Г.Владимов комментировал действия властей: "Сослав его в Горький без следствия и суда, без объявленного приговора и срока, применив меру, из ряда вон выходящую, власть оказала ему честь, которой мог бы удостоиться разве лишь наследный принц или возможный президент". Против высылки Сахарова и заключения члена-корреспондента АН Армянской ССР Ю.Орлова выступали не только диссиденты, но и видные советские ученые. Л.Капица писал Ю.Андропову: "Сахаров и Орлов своей научной деятельностью приносят большую пользу, а их деятельность как инакомыслящих считается вредной. Сейчас они поставлены в такие условия, в которых они вовсе не могут заниматься никакой деятельностью." Ссылаясь на опыт взаимоотношений Ленина и оппозиционного ученого Павлова, Капица приходил к заключению: "Не лучше ли попросту дать задний ход?". В одном Капица ошибался — Сахаров не прекратил общественной деятельности и теоретической работы. Он продолжал обращаться к стране и миру. В послании академику Александрову Сахаров писал: "Важнейший тезис, который со временем лег в основу моей позиции, — неразрывная связь международной безопасности, международного доверия и соблюдения прав человека, открытости общества. Этот тезис вошел составной частью в Заключительный акт Хельсинкского совещания, но слова здесь расходятся с делом, в особенности в СССР и странах Восточной Европы".

После фактического разгрома диссидентского движения в 1983 г. Сахаров оставался последним бастионом открытой оппозиции. Его социальный статус и всемирная известность не позволяли властям просто упрятать академика в тюрьму. Несмотря на разрушительные удары по оппозиции, академик не признавал поражения. В интервью ЮПИ, пересланном за границу, Сахаров так отвечал на вопрос "Движение инакомыслящих в СССР дезорганизовано. Есть ли путь реорганизовать его?": "Сила борьбы за права человека — не в организации, не в числе участников. Это сила моральная, сила безусловной правоты.

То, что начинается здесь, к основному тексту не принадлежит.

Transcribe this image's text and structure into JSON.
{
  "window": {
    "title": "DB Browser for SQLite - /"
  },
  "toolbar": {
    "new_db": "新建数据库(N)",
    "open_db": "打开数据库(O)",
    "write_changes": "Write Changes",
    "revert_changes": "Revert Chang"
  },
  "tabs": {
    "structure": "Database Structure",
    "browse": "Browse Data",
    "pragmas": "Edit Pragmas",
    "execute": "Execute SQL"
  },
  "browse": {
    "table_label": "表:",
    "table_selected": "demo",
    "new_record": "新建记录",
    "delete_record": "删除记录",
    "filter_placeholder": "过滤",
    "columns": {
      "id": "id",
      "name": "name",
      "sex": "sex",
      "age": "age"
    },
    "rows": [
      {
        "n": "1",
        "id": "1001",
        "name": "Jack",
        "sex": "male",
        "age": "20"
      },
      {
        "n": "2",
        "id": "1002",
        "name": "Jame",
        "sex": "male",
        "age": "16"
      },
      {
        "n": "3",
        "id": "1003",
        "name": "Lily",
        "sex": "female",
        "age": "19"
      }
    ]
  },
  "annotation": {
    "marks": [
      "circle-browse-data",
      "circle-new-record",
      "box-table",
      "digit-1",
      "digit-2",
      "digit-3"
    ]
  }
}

Это движение не может исчезнуть бесследно. Уже сказанное слово живет, а новые люди со своими неповторимыми судьбами и сердцами вносят все новое и новое".

Полностью изолировать Сахарова от внешнего мира сразу после высылки не удалось – к нему приезжали коллеги и родственники, Боннэр ездила в Москву. В 1980 г. усилилось давление на невесту сына Боннэр А.Семенова Е.Алексееву — в мае ее "предупредили" о недопустимости посещений Горького. Семенов эмигрировал в США, Алексеева стремилась сделать то же самое, и Сахаров добивались ее выезда из СССР для соединения с женихом. Но КГБ решил не выпускать ее "просто так". "Фактор Алексеевой" позволял "давить" на Сахарова. В письме к Брежневу 26 мая 1981 г. Сахаров писал о том, что "недостойным является использование КГБ судьбы моей невестки для мести и давления на меня".

Давлению властей Сахаров и Боннэр решили противопоставить оружие голодовки, к которому будет прибегать и позднее.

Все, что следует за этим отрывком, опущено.